Следующее известие о Пляске смерти относится к июлю 1622 года, когда вместе с алтарем (?) производится ремонт и очистка Плясни смерти («... den Totendantz durch den Mahler renouiren und Sauberen lassen . ..»). Из мизерности оплаты видно, что реставрация эта была лишь поверхностной. Первым упоминанием Пляски смерти с фиксированием точного ее местонахождения является заметка старосты церкви 1651—1657 гг. Герт Рекка о реновации полотна: «In der grossen Antonij Capellen den alton tottentanz renouiren und verbesseren Lassen»[3]. И в дальнейшем Пляска смерти располагалась в капелле святого Антония до тех пор, пока ее в 1944 году не перенесли органами охраны памятников в Государственный Художественный Музей во дворце Кадриорг.

Изображение Смерти в средневековом искусстве было нередким явлением. Теологическая литература и католическая церковь, в распоряжении которой были как религия, так и философия, всячески поддерживали распространение идей memento mori. Церковь не оставляла неиспользованным ни одного средства для культивирования и без того большого страха смерти.

Если ты надеешься на вечную жизнь и не хочешь страдать в вечных муках смерти и ада, надо отказаться от богатств этого мира — поучала церковь. Для этого использовались всевозможные откровения, особенно те части Нового завета, в которых предсказывается далекое будущее, в первую очередь — откровение Иоанна Богослова (Апокалипсис), в VI главе которой рисуется грандиозная картина ужасов смерти. Но не теологическая литература и не неоднократно разорявшая средневековую Европу Черная Смерть не были собственно причиной появления темы пляски смерти.

Возникновение и развитие темы пляски смерти связано с совершенно другими обстоятельствами и остается до наших дней одним из наиболее комплицированных проблем в средневековой иконографии. [4] В беллетризированном фоне ее, вероятно, наиболее существенным является широко распространенная в средневековой Европе восточная легенда о трех умерших и трех живых. Легенда рассказывает о трех благородных юношах, которые на веселой охотничьей прогулке неожиданно встречают три открытых гроба, в которых лежат покойники в трех различных степенях разложения.

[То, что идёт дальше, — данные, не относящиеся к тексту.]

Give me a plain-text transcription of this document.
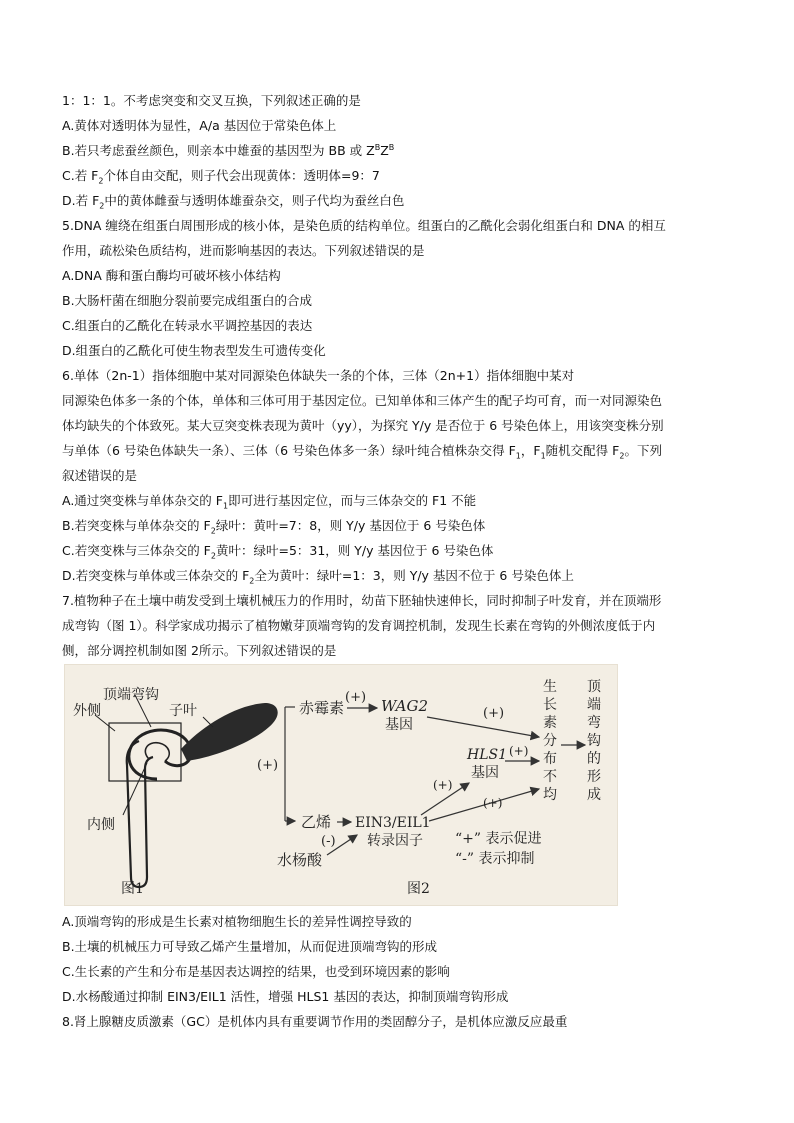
1：1：1。不考虑突变和交叉互换，下列叙述正确的是
A.黄体对透明体为显性，A/a 基因位于常染色体上
B.若只考虑蚕丝颜色，则亲本中雄蚕的基因型为 BB 或 $Z^BZ^B$
C.若 $F_2$个体自由交配，则子代会出现黄体：透明体=9：7
D.若 $F_2$中的黄体雌蚕与透明体雄蚕杂交，则子代均为蚕丝白色
5.DNA 缠绕在组蛋白周围形成的核小体，是染色质的结构单位。组蛋白的乙酰化会弱化组蛋白和 DNA 的相互
作用，疏松染色质结构，进而影响基因的表达。下列叙述错误的是
A.DNA 酶和蛋白酶均可破坏核小体结构
B.大肠杆菌在细胞分裂前要完成组蛋白的合成
C.组蛋白的乙酰化在转录水平调控基因的表达
D.组蛋白的乙酰化可使生物表型发生可遗传变化
6.单体（2n-1）指体细胞中某对同源染色体缺失一条的个体，三体（2n+1）指体细胞中某对
同源染色体多一条的个体，单体和三体可用于基因定位。已知单体和三体产生的配子均可育，而一对同源染色
体均缺失的个体致死。某大豆突变株表现为黄叶（yy），为探究 Y/y 是否位于 6 号染色体上，用该突变株分别
与单体（6 号染色体缺失一条）、三体（6 号染色体多一条）绿叶纯合植株杂交得 $F_1$，$F_1$随机交配得 $F_2$。下列
叙述错误的是
A.通过突变株与单体杂交的 $F_1$即可进行基因定位，而与三体杂交的 F1 不能
B.若突变株与单体杂交的 $F_2$绿叶：黄叶=7：8，则 Y/y 基因位于 6 号染色体
C.若突变株与三体杂交的 $F_2$黄叶：绿叶=5：31，则 Y/y 基因位于 6 号染色体
D.若突变株与单体或三体杂交的 $F_2$全为黄叶：绿叶=1：3，则 Y/y 基因不位于 6 号染色体上
7.植物种子在土壤中萌发受到土壤机械压力的作用时，幼苗下胚轴快速伸长，同时抑制子叶发育，并在顶端形
成弯钩（图 1）。科学家成功揭示了植物嫩芽顶端弯钩的发育调控机制，发现生长素在弯钩的外侧浓度低于内
侧，部分调控机制如图 2所示。下列叙述错误的是
顶端弯钩
外侧	子叶
内侧
图1
(+)
赤霉素
(+) WAG2
基因
(+)
HLS1
基因
(+)
生
长
素
分
布
不
均
顶
端
弯
钩
的
形
成
乙烯 EIN3/EIL1
转录因子
(+)
(+)
水杨酸
(-)	“+” 表示促进
“-” 表示抑制
图2
A.顶端弯钩的形成是生长素对植物细胞生长的差异性调控导致的
B.土壤的机械压力可导致乙烯产生量增加，从而促进顶端弯钩的形成
C.生长素的产生和分布是基因表达调控的结果，也受到环境因素的影响
D.水杨酸通过抑制 EIN3/EIL1 活性，增强 HLS1 基因的表达，抑制顶端弯钩形成
8.肾上腺糖皮质激素（GC）是机体内具有重要调节作用的类固醇分子，是机体应激反应最重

Легенда — непреложная истина о неизбежности бренности жизни — высказана покойниками: кем являетесь вы — это были мы, чем являемся мы — станете вы. В возникновении легенды особо важной считается одна из ее версий, в которую вплетаются реминисценции древнего культа душ и мертвых, в том числе и живущее до настоящего времени в народных преданиях представление о ночном вставании мертвых из могил и о плясках на кладбище.

На сложение темы пляски смерти, вероятно, оказали влияние развившиеся уже в античности, связанные с идеей проверки дружбы так называемые «легенда о каждом» и стихи «Vado mori», латинский дистих, начинающийся и кончающийся словами «Vado mori» (я умираю). Смешанные между собою, эти мотивы, повидимому, оказали влияние на появление и развитие картин и поэм на мотивы Триумфа Смерти в Италии XIV века (в 1348 году Пьетро Лоренцетти создал первую фреску на эту тему) и на тему смерти и пляски смерти в Северной Европе. До сих пор не выяснено все же, в каком виде искусства — в поэзии или же в живописи — была создана первая Пляска смерти.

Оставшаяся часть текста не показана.